Dopo il principio sulla potenza dell'intercessione del giusto, è intro­dotto l'esempio che lo illustra. È questa una maniera di procedere che si è tro­vata più volte nella lettera (2,20-24: Abramo; 2,25-26: Raab; 5,10-11: profeti e Giobbe). «Elia era un uomo». Elia, il personaggio noto a ogni lettore di Giacomo dalla tradizione biblica, è presentato come una semplice persona umana senza al­cun carattere straordinario, nonostante che la storia biblica lo ricordi come un personaggio sovrumano rapito in cielo e la tradizione giudaica lo avvolga di tratti leggendari e misteriosi. Giacomo ha forse scelto l'esempio di Elia perché nella tradizione giudaica antica, anche se non esplicitamente nell'AT, veniva celebrato per la preghiera. Elia veniva indicato spesso anche come soccorritore di oppres­si e tribolati. Qualificando il grande personaggio biblico come semplice perso­na umana, Giacomo ne mette in evidenza la natura di creatura fragile e soggetta a debolezza fisica e morale. Una idea che viene ulteriormente specificata dal predi­cato nominale: «un uomo come noi», cioè sotto­posto alle stesse leggi e condizioni di debolezza e fragilità legate alla natura uma­na. Ciò contribui­sce a chiarire che per Giacomo, il giusto, potente nella supplica, non è una persona straordinaria. Per l'intero paragrafo si ha l'impressione che l'autore abbia voluto mettere in risalto da un lato l'umanità fragile di Elia e dall'altro la forza sovrumana della sua preghiera, descrivendone per esteso le conseguenze sul cielo e sulla terra. Questa dimensione acquista maggiore rilievo se si riflette che Giacomo qualche linea pri­ma (5,13-16) parla della tristezza, della malattia e del peccato cui vanno incontro gli uomini. A tutto può porre rimedio la preghiera personale, la preghiera della fe­de, la preghiera intensa o fatta con insistenza, la preghiera del giusto, la preghiera di un uomo passibile come noi.

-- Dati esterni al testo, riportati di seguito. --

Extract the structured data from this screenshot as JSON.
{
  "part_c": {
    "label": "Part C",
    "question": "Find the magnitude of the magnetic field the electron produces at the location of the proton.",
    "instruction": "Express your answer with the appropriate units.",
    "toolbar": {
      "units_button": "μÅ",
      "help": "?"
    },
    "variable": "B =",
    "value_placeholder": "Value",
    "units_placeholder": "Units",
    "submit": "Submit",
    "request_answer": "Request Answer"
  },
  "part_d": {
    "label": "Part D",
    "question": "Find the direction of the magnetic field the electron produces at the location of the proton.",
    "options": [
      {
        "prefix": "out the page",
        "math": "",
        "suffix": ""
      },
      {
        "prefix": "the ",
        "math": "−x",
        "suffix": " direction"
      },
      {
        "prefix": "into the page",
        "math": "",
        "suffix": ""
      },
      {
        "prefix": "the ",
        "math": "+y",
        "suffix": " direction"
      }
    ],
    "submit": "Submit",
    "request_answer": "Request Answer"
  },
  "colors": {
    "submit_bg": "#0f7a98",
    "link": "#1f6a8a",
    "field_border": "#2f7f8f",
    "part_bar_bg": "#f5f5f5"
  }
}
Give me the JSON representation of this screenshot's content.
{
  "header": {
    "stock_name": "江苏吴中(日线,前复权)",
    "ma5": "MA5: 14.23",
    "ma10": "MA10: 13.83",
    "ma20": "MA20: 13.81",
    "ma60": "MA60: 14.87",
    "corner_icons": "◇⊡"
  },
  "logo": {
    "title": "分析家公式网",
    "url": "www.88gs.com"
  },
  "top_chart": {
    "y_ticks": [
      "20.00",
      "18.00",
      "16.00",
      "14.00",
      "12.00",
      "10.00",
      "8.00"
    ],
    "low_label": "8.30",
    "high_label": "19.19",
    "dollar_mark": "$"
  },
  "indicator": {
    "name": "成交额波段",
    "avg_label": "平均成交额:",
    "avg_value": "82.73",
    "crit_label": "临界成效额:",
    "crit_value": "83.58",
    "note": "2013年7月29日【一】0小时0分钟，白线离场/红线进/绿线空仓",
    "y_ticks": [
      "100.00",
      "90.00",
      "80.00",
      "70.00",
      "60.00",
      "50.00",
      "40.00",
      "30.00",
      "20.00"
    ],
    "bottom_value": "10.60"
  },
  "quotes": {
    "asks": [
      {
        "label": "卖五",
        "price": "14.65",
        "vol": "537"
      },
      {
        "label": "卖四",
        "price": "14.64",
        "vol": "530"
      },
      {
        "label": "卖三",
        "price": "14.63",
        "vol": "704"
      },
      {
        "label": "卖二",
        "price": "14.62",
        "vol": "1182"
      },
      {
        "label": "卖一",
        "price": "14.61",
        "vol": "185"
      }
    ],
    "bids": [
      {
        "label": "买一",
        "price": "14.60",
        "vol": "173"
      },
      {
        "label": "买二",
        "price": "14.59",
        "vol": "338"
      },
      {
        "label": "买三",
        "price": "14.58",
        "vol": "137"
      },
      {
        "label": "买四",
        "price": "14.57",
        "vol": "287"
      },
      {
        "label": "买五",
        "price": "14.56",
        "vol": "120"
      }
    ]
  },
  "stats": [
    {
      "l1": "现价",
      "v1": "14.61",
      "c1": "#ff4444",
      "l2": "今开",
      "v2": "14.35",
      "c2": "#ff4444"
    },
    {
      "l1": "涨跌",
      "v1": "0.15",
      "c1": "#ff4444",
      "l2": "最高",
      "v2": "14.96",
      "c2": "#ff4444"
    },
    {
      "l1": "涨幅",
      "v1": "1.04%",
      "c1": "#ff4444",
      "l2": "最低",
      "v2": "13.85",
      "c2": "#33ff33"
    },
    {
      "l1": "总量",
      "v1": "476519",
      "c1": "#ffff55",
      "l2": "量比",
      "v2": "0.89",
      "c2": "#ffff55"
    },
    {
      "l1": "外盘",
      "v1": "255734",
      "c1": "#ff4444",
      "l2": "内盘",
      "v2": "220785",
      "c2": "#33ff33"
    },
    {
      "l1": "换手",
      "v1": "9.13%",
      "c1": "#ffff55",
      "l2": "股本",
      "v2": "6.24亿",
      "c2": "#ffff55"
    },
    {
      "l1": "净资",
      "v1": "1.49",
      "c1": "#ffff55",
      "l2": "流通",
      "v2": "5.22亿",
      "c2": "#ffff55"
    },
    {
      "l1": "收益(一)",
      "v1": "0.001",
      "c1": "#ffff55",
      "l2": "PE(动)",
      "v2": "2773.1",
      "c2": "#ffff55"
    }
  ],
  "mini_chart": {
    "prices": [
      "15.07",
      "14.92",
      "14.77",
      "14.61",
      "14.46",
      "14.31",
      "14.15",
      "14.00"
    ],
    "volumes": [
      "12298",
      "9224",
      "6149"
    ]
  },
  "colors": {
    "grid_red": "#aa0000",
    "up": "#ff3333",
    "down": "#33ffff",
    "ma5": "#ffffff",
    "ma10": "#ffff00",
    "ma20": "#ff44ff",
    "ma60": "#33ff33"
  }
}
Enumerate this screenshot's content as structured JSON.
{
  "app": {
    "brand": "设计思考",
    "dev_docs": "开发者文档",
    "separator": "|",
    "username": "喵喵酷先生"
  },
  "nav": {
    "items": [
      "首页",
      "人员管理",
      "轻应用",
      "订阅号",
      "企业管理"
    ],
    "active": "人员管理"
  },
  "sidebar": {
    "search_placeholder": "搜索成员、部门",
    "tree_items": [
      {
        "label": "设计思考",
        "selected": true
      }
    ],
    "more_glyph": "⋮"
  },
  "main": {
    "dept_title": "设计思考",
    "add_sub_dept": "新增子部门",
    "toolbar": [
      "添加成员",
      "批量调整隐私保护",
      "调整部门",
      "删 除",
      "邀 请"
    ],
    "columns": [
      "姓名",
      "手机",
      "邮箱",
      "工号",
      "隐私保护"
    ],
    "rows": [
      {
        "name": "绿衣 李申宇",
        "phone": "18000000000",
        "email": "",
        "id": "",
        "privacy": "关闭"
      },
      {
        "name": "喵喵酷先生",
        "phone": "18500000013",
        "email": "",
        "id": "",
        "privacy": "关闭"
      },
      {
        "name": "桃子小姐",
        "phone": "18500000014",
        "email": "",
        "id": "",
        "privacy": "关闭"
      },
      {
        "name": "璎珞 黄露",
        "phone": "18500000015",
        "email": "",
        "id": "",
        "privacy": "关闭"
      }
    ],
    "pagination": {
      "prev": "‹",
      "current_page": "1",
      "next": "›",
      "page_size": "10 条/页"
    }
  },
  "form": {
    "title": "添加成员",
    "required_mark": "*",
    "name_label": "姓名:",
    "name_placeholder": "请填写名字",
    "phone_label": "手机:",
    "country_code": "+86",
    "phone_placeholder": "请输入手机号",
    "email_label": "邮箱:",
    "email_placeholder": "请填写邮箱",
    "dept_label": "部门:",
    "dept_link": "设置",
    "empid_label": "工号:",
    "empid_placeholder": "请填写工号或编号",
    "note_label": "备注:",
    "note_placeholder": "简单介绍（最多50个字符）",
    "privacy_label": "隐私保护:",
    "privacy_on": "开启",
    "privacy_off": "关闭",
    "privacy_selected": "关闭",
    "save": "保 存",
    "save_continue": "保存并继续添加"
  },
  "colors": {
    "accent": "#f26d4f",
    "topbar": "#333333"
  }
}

L'esorta­zione che chiude la lettera è una delle più confortanti di tutto lo scritto, perché sfocia in una promessa di salvezza e di perdono dei peccati. La sua densità è pa­ri alla concisione. In soli due versetti sono evocati temi come l'errare dalla veri­tà e dalla via, la conversione del peccatore, la salvezza dalla morte, il perdono dei peccati. Il discorso di Giacomo man­ca di una chiusura epistolare, ma con l'ultima esortazione alla correzione fraterna Giacomo invita tutti a praticare ciò che egli ha inteso fare in tutto il suo discorso: correggere fratelli e so­relle in vista della salvezza eterna.